En 2002, le Maroc et l'Espagne se sont mis d'accord sur une résolution négociée par les États-Unis concernant l'île contestée de Perejil. Les troupes espagnoles avaient pris l'île normalement inhabitée après que des soldats marocains y aient débarqué et installé des tentes et un drapeau. Les tensions ont repris en 2005, lorsque des centaines de migrants africains ont tenté de prendre d'assaut les frontières des enclaves espagnoles de Melilla et de Ceuta. Le Maroc a expulsé des centaines de migrants clandestins. En 2006, le Premier ministre espagnol Zapatero a visité les enclaves espagnoles. Il a été le premier dirigeant espagnol depuis 25 ans à effectuer une visite officielle dans les territoires. L'année suivante, le roi d'Espagne Juan Carlos Ier s'est rendu à Ceuta et Melilla, ce qui a mis le Maroc encore plus en colère et lui a permis d'exiger le contrôle des enclaves.
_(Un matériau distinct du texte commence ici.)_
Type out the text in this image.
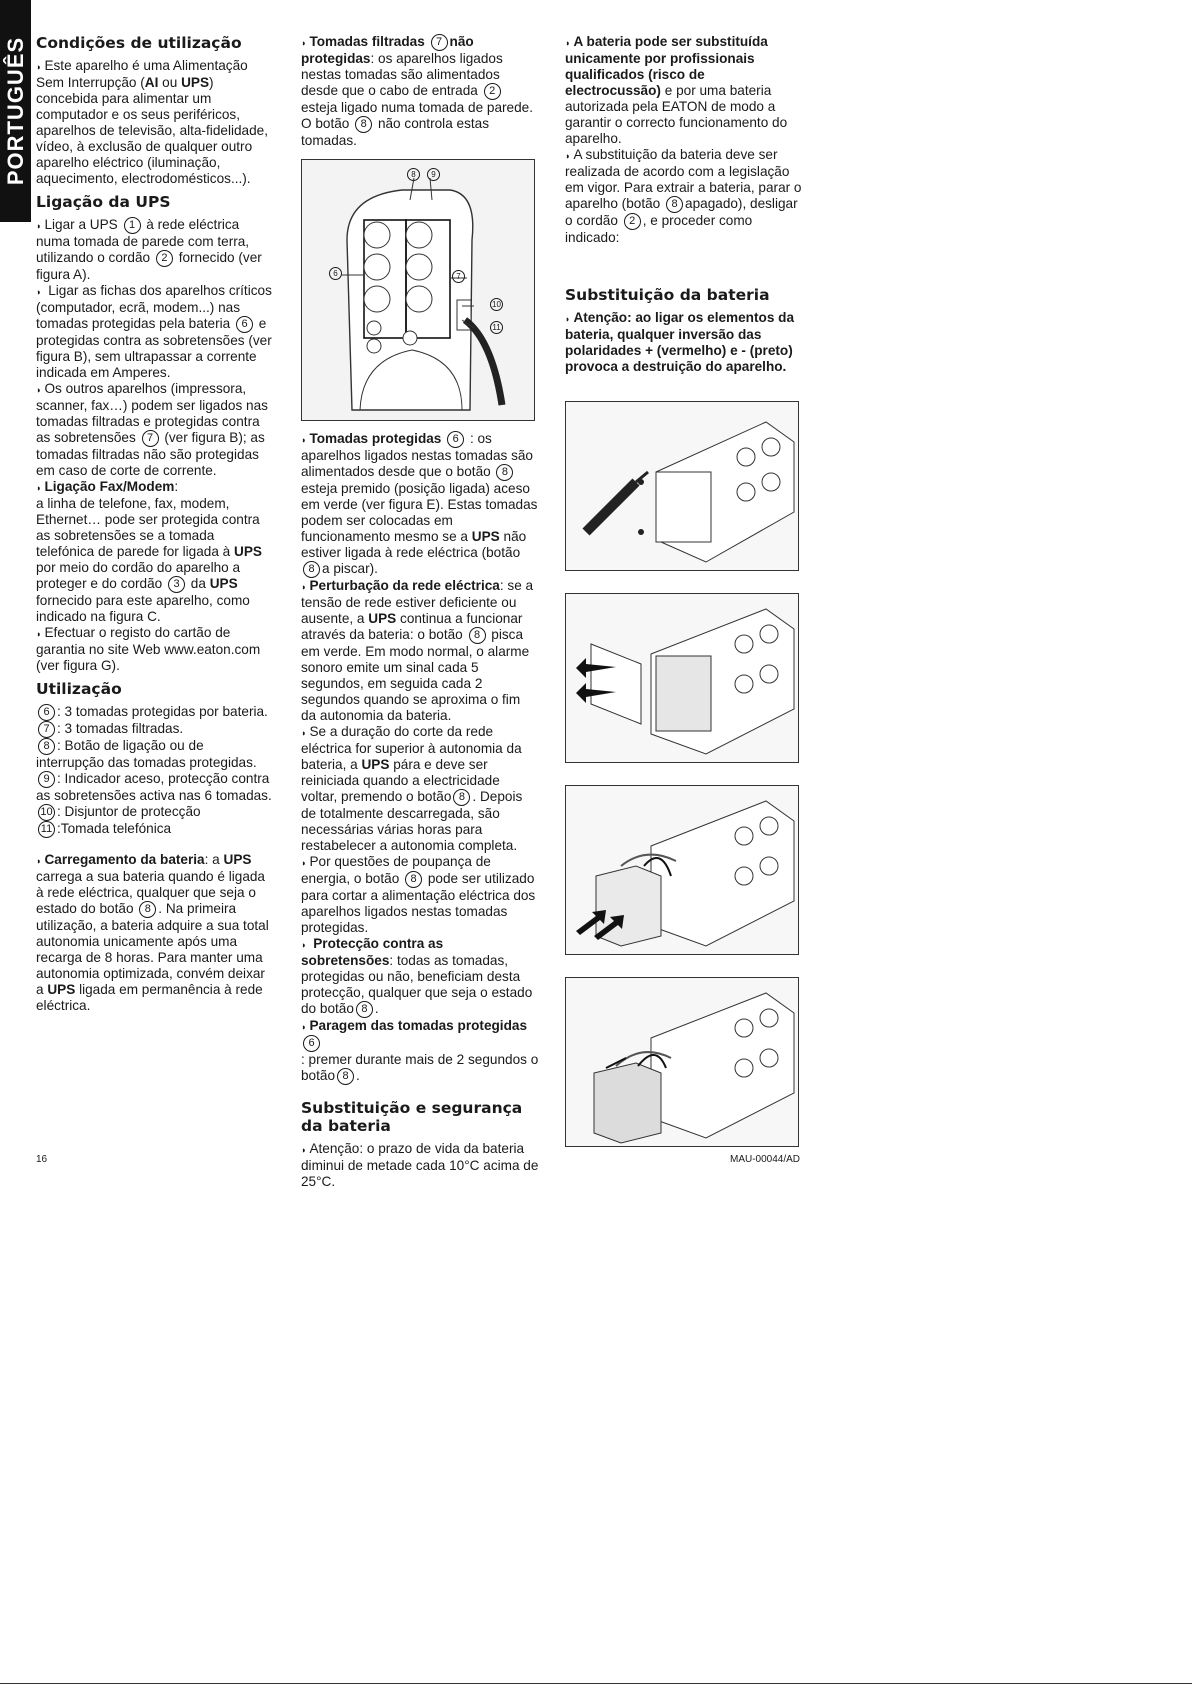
PORTUGUÊS Condições de utilização

◗ Este aparelho é uma Alimentação Sem Interrupção (AI ou UPS) concebida para alimentar um computador e os seus periféricos, aparelhos de televisão, alta-fidelidade, vídeo, à exclusão de qualquer outro aparelho eléctrico (iluminação, aquecimento, electrodomésticos...).

Ligação da UPS

◗ Ligar a UPS 1 à rede eléctrica numa tomada de parede com terra, utilizando o cordão 2 fornecido (ver figura A).

◗ Ligar as fichas dos aparelhos críticos (computador, ecrã, modem...) nas tomadas protegidas pela bateria 6 e protegidas contra as sobretensões (ver figura B), sem ultrapassar a corrente indicada em Amperes.

◗ Os outros aparelhos (impressora, scanner, fax…) podem ser ligados nas tomadas filtradas e protegidas contra as sobretensões 7 (ver figura B); as tomadas filtradas não são protegidas em caso de corte de corrente.

◗ Ligação Fax/Modem:
a linha de telefone, fax, modem, Ethernet… pode ser protegida contra as sobretensões se a tomada telefónica de parede for ligada à UPS por meio do cordão do aparelho a proteger e do cordão 3 da UPS fornecido para este aparelho, como indicado na figura C.

◗ Efectuar o registo do cartão de garantia no site Web www.eaton.com (ver figura G).

Utilização

6 : 3 tomadas protegidas por bateria.

7 : 3 tomadas filtradas.

8 : Botão de ligação ou de interrupção das tomadas protegidas.

9 : Indicador aceso, protecção contra as sobretensões activa nas 6 tomadas.

10 : Disjuntor de protecção

11 :Tomada telefónica

◗ Carregamento da bateria: a UPS carrega a sua bateria quando é ligada à rede eléctrica, qualquer que seja o estado do botão 8 . Na primeira utilização, a bateria adquire a sua total autonomia unicamente após uma recarga de 8 horas. Para manter uma autonomia optimizada, convém deixar a UPS ligada em permanência à rede eléctrica.

◗ Tomadas filtradas 7 não protegidas: os aparelhos ligados nestas tomadas são alimentados desde que o cabo de entrada 2 esteja ligado numa tomada de parede. O botão 8 não controla estas tomadas.

8	9
6	7
10
11

◗ Tomadas protegidas 6 : os aparelhos ligados nestas tomadas são alimentados desde que o botão 8esteja premido (posição ligada) aceso em verde (ver figura E). Estas tomadas podem ser colocadas em funcionamento mesmo se a UPS não estiver ligada à rede eléctrica (botão8 a piscar).

◗ Perturbação da rede eléctrica: se a tensão de rede estiver deficiente ou ausente, a UPS continua a funcionar através da bateria: o botão 8 pisca em verde. Em modo normal, o alarme sonoro emite um sinal cada 5 segundos, em seguida cada 2 segundos quando se aproxima o fim da autonomia da bateria.

◗ Se a duração do corte da rede eléctrica for superior à autonomia da bateria, a UPS pára e deve ser reiniciada quando a electricidade voltar, premendo o botão 8 . Depois de totalmente descarregada, são necessárias várias horas para restabelecer a autonomia completa.

◗ Por questões de poupança de energia, o botão 8 pode ser utilizado para cortar a alimentação eléctrica dos aparelhos ligados nestas tomadas protegidas.

◗ Protecção contra as sobretensões: todas as tomadas, protegidas ou não, beneficiam desta protecção, qualquer que seja o estado do botão 8 .

◗ Paragem das tomadas protegidas 6
: premer durante mais de 2 segundos o botão 8 .

Substituição e segurança da bateria

◗ Atenção: o prazo de vida da bateria diminui de metade cada 10°C acima de 25°C.

◗ A bateria pode ser substituída unicamente por profissionais qualificados (risco de electrocussão) e por uma bateria autorizada pela EATON de modo a garantir o correcto funcionamento do aparelho.

◗ A substituição da bateria deve ser realizada de acordo com a legislação em vigor. Para extrair a bateria, parar o aparelho (botão 8 apagado), desligar o cordão 2 , e proceder como indicado:

Substituição da bateria

◗ Atenção: ao ligar os elementos da bateria, qualquer inversão das polaridades + (vermelho) e - (preto) provoca a destruição do aparelho.

16	MAU-00044/AD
Lors des manifestations marocaines de 2011-12, des milliers de personnes se sont rassemblées à Rabat et dans d'autres villes pour réclamer une réforme politique et une nouvelle constitution limitant les pouvoirs du roi. En juillet 2011, le roi a remporté une victoire écrasante lors d'un référendum sur une constitution réformée qu'il avait proposée pour apaiser les protestations du printemps arabe. Malgré les réformes apportées par Mohamed VI, les manifestants ont continué à réclamer des réformes plus profondes. Des centaines de personnes ont participé à un rassemblement syndical à Casablanca en mai 2012. Les participants ont accusé le gouvernement de ne pas avoir mis en œuvre les réformes.